Another important thing to note is that over the interior mid-Atlantic now, there's really not a strong surface high to overrun. High pressure over New England is in place, and that's where the best overrunning will be noticed tomorrow into Thursday. That may spare the mid-Atlantic region of most of the snow that will be tied to the storm when all is said and done.
And, lastly, is the simple fact that most of the computer guidance shifted the track of the storm farther east since this time yesterday. Does that mean the mid-Atlantic and New England are going to avoid the storm? Hardly. What it is likely to mean is areas from west of the Chesapeake up through the Susquehanna Valley will have limited effects from the storm, mainly clouds, but not much precipitation.
One of the more challenging aspects of the storm will be the rain vs. snow question from, say, northeastern Maryland and eastern Pennsylvania up into New England. If you look at it from a climatology standpoint, it is very, very hard to get it to snow along and especially east of the I-95 corridor this early in the season. The boundary layer temperatures are just flat out too warm. Water temperatures off the mid-Atlantic coast are in the mid- to upper 50s, so if there's any ocean component of the wind, that will raise the surface temperatures enough to make it really, really hard to get it to snow and even harder to get it to stick. I'm not saying it cannot happen, just that there's a lot to overcome to make it happen.
Farther inland, it is more plausible, especially with any increase in elevation. So that means areas from northwest of Philadelphia up into the Poconos and the northwest hills of New Jersey, then across the high terrain of the lower Hudson Valley into the northwest hills of Connecticut are at least in the discussion.

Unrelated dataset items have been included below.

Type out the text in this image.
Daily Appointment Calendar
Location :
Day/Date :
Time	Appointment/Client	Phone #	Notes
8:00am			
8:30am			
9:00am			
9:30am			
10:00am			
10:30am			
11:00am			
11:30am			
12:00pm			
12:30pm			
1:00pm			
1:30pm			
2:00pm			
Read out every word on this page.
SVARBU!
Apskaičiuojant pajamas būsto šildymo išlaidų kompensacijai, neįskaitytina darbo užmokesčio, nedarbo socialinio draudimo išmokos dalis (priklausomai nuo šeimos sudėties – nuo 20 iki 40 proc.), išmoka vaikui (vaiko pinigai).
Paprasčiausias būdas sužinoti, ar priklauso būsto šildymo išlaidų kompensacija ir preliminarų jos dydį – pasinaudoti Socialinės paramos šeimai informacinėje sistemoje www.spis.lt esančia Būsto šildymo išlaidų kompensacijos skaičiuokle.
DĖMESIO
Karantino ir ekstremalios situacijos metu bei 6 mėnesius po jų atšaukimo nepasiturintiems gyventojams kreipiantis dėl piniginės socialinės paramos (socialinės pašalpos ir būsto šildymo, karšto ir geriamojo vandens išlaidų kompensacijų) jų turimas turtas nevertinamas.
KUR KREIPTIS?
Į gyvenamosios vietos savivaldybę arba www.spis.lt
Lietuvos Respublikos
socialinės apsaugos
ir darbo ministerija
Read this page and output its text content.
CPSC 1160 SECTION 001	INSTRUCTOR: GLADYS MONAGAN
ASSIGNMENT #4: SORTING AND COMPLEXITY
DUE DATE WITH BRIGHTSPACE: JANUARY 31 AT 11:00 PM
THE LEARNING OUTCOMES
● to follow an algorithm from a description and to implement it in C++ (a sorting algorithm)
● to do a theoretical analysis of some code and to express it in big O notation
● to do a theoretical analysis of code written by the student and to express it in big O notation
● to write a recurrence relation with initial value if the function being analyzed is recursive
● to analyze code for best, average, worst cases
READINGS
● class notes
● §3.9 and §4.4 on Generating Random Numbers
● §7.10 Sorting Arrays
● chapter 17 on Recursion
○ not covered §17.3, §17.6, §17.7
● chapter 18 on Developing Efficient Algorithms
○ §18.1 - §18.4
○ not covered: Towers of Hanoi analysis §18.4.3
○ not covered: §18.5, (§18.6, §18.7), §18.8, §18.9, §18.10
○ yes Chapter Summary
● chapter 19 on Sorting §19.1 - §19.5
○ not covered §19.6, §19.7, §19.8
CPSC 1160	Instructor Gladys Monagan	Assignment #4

It should also be noted that the models have differing opinions as to how cold the lower part of the atmosphere will be tomorrow afternoon and tomorrow night into Thursday. If it is going to happen, the best chance of it happening is tomorrow night and early Thursday. After that, the storm will be weakening and drifting off to the east and northeast, and the cold will be fading.
What should not be lost in the discussion is the wind impact on the region. There can still be winds gusting to 50 and 60 mph up and down the mid-Atlantic coast and across most of Long Island. Across coastal southern New England, it won't be as windy. This will be enough to cause some scattered power outages in areas that have been able to regain power after Sandy.
The expected 2- to maybe 3-foot storm surge will also cause some coastal flooding tomorrow and tomorrow night, specifically along the coast of New Jersey. Without the protection of the dunes, that makes more areas susceptible to flooding.
Beyond the storm, things change dramatically. The record heat in the West is about to get erased by a deepening upper-level trough coming out of the Gulf of Alaska. Look at the latest NAM forecast for Friday evening:
Gone is the ridge; wiped out is the warmth. That's a very deep upper-level trough that will generate snow in the mountains throughout the West. And as the the trough migrates into the West, it will cause the trough in the East to lift out, to be replaced by upper-level ridging. Look at the Sunday evening GFS 500mb forecast:
And look at the contrast that is set up across the country Friday as a result of this change:
As low pressure charges out of the Rockies and into Nebraska and South Dakota Saturday, the contrasts will be even more striking:
As high pressure moves away from the East, some of that warmth in the Plains and Mississippi Valley will come not only into the Ohio and Tennessee valleys, but also the East. After a lengthy period with temperatures below normal in the eastern half of the country, especially from around the Great Lakes to the mid-Atlantic states, that will be a welcome change!